In our mission to address glaucoma comprehensively, we decided to provide an even more effective treatment for the disease. Inspired by existing treatments using the nitric-oxide (NO) signaling pathway to target the trabecular meshwork and reduce intraocular pressure^[1], we came up with a novel treatment based on gaseous nitric oxide. However, since NO has a short half-life of 400 seconds [reference please], we are unable to use the gaseous form NO directly in our treatment.

Literature research stated that the increase in patients’ IOP will result in the deformation of cornea, further leading to a structural change in contact lens[1]. We utilized this phenomenon to design a pair of contact lenses that structurally change in response to fluctuations in intraocular pressure.
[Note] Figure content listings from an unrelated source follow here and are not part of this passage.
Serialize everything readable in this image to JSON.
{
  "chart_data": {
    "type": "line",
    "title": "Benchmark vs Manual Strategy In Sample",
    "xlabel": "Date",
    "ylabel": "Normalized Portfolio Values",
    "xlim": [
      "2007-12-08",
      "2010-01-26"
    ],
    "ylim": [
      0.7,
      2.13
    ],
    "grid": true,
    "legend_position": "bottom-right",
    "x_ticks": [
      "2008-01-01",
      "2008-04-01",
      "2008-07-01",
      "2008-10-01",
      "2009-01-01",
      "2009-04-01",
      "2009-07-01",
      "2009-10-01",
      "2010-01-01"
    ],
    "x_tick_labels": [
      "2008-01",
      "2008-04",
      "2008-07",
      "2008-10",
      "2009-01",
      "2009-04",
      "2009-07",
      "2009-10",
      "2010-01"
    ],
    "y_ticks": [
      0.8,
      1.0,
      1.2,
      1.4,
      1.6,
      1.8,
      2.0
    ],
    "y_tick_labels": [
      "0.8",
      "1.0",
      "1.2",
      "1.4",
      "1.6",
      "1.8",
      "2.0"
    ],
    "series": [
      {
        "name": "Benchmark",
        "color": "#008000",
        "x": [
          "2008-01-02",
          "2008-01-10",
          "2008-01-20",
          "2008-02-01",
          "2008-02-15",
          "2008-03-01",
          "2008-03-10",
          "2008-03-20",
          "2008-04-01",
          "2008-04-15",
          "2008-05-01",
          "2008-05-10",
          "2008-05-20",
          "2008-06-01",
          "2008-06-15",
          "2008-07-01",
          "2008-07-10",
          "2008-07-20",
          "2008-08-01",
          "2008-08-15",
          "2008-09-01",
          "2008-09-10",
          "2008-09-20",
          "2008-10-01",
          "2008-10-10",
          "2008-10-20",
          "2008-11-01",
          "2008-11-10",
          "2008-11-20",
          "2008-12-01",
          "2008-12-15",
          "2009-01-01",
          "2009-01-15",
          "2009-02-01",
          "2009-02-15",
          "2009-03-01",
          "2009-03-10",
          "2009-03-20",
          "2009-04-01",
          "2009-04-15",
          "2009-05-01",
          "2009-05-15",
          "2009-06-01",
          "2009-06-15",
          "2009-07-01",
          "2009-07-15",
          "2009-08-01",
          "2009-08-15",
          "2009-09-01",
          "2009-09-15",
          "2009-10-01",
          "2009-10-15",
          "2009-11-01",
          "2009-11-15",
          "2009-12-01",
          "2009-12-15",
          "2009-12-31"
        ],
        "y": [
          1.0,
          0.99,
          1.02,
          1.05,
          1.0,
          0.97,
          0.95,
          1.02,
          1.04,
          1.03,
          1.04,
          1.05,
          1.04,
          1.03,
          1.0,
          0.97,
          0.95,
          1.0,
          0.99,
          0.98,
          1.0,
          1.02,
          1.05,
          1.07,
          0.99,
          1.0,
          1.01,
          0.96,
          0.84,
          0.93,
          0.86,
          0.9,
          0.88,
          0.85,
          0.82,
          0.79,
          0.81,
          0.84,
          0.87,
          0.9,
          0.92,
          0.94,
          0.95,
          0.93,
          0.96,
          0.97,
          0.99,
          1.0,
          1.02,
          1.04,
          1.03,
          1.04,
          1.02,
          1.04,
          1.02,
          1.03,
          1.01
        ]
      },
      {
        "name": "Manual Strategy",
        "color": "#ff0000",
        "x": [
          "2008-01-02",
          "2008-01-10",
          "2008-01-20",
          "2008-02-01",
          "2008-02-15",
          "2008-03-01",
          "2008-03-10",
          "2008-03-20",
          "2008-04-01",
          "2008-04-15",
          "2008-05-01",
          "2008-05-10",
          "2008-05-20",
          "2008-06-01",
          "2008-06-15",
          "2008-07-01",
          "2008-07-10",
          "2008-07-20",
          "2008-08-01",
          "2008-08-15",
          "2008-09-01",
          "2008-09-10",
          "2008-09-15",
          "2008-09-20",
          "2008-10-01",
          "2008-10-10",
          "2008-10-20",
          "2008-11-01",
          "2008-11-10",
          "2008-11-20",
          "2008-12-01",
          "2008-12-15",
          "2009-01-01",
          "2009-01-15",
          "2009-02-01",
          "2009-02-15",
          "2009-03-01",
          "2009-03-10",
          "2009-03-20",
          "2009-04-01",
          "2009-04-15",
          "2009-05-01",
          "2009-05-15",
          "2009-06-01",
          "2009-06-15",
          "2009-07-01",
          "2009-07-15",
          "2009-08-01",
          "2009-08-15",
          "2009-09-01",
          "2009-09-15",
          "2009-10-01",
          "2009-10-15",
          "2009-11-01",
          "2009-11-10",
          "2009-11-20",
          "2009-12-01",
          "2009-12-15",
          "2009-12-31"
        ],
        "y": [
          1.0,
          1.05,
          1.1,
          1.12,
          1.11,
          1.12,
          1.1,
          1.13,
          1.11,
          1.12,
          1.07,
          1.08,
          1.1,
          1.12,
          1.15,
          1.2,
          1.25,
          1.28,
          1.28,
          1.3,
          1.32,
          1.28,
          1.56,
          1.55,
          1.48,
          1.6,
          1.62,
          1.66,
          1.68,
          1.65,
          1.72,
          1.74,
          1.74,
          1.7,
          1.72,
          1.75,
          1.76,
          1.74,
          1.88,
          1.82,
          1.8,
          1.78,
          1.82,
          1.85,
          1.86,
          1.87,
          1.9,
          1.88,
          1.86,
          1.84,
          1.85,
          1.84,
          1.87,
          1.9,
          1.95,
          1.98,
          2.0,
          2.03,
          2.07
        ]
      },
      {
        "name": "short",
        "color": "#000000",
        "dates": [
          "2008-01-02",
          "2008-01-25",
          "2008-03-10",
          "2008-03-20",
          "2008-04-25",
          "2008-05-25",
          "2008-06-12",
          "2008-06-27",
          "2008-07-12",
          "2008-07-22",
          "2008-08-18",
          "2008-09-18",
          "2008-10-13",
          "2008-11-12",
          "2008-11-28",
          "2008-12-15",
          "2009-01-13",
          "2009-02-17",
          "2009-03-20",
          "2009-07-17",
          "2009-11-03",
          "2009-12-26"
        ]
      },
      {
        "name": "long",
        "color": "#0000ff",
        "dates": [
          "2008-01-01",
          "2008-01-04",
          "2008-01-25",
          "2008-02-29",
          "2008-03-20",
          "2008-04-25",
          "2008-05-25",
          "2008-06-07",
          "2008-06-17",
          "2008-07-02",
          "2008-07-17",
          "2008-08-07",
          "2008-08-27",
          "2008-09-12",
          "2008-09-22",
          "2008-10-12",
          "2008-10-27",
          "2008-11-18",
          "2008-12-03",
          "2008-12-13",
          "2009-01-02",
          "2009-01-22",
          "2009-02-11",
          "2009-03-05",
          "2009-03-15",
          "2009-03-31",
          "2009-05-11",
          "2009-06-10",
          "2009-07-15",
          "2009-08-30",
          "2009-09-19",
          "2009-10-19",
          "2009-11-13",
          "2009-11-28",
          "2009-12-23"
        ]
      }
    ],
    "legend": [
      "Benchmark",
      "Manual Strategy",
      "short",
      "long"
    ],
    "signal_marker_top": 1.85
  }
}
Our contact lens will be fitted with a tubular semipermeable chamber that is filled with our engineered bacteria, IPTG, NO precursor - L-arginine, and DAP. The volume change of the chamber will cause water to flow out thus increasing the IPTG concentration inside the chamber. The increase in IPTG will induce the bacteria to produce more Nitric Oxide Synthase, which can then convert L-arginine into nitric oxide to lower the intraocular pressure (IOP). This structural change is then able to induce dynamic drug delivery.

To prove the concept of our contact lens and our device, we designed an IOP simulation experiment with porcine eye.By changing the drip bag’s height, water pressure will directly increase IOP in the porcine eye, enabling precise control of IOP for experiments[2][3].

For more details, please visit proof of concept and hardware.

In order for our bacteria to reduce intraocular pressure, we planned to engineer our bacteria to have the ability to produce Nitric Oxide Synthase (NOS) [3], an enzyme that can convert L-arginine into NO.

For biosafety, we engineered our bacteria to overexpress csgD and csgA for securing bacteria onto the contact lens by increasing binding affinity between bacteria and lens.

During literature research, we found out that Bacillus subtilis carries Nitric Oxide Synthases and has the ability to produce NO. So we cloned Bacillus subtilis' NOS gene under the control of an inducible promoter, pLacI, into a plasmid and transformed it into E. coli.

In order to induce our target gene, NOS, with IPTG, we put a LacI and T7 promoter in front of NOS and LacO after it. We chose WM3064 as our bacteria strand strain because it contains T7 RNA polymerase.

We tested the kinetics of the enzyme using a NOS assay kit, which utilizes Griess reagents to react with NO and generate colormertic readouts by measuring O.D.540 value. For the purpose of controlling the production of NOS, we induce bacteria with different concentrations of IPTG and induce them for different times.

We chose E. coli WM3064 as our chassis, which lacks the essential gene dapA. This gene encodes for 4-hydroxy-tetrahydrodipicolinate synthase that is critical to the production of lysine through the DAP pathway.[4] Lysine is an essential amino acid in animals, including humans, but can be synthesised de novo in bacteria, lower eukaryotes and plants for utilisation in protein and peptidoglycan cell wall synthesis.[5] Without this gene, the bacteria will have to depend on exogenous diaminopimelate (DAP) to survive.

However, in our design, the expression of nos is controlled by the T7-lacI promoter which requires T7 RNA polymerase, which WM3064 doesn't have. Therefore, we transformed a plasmid carrying T7 RNA polymerase into WM3064 to meet our purpose.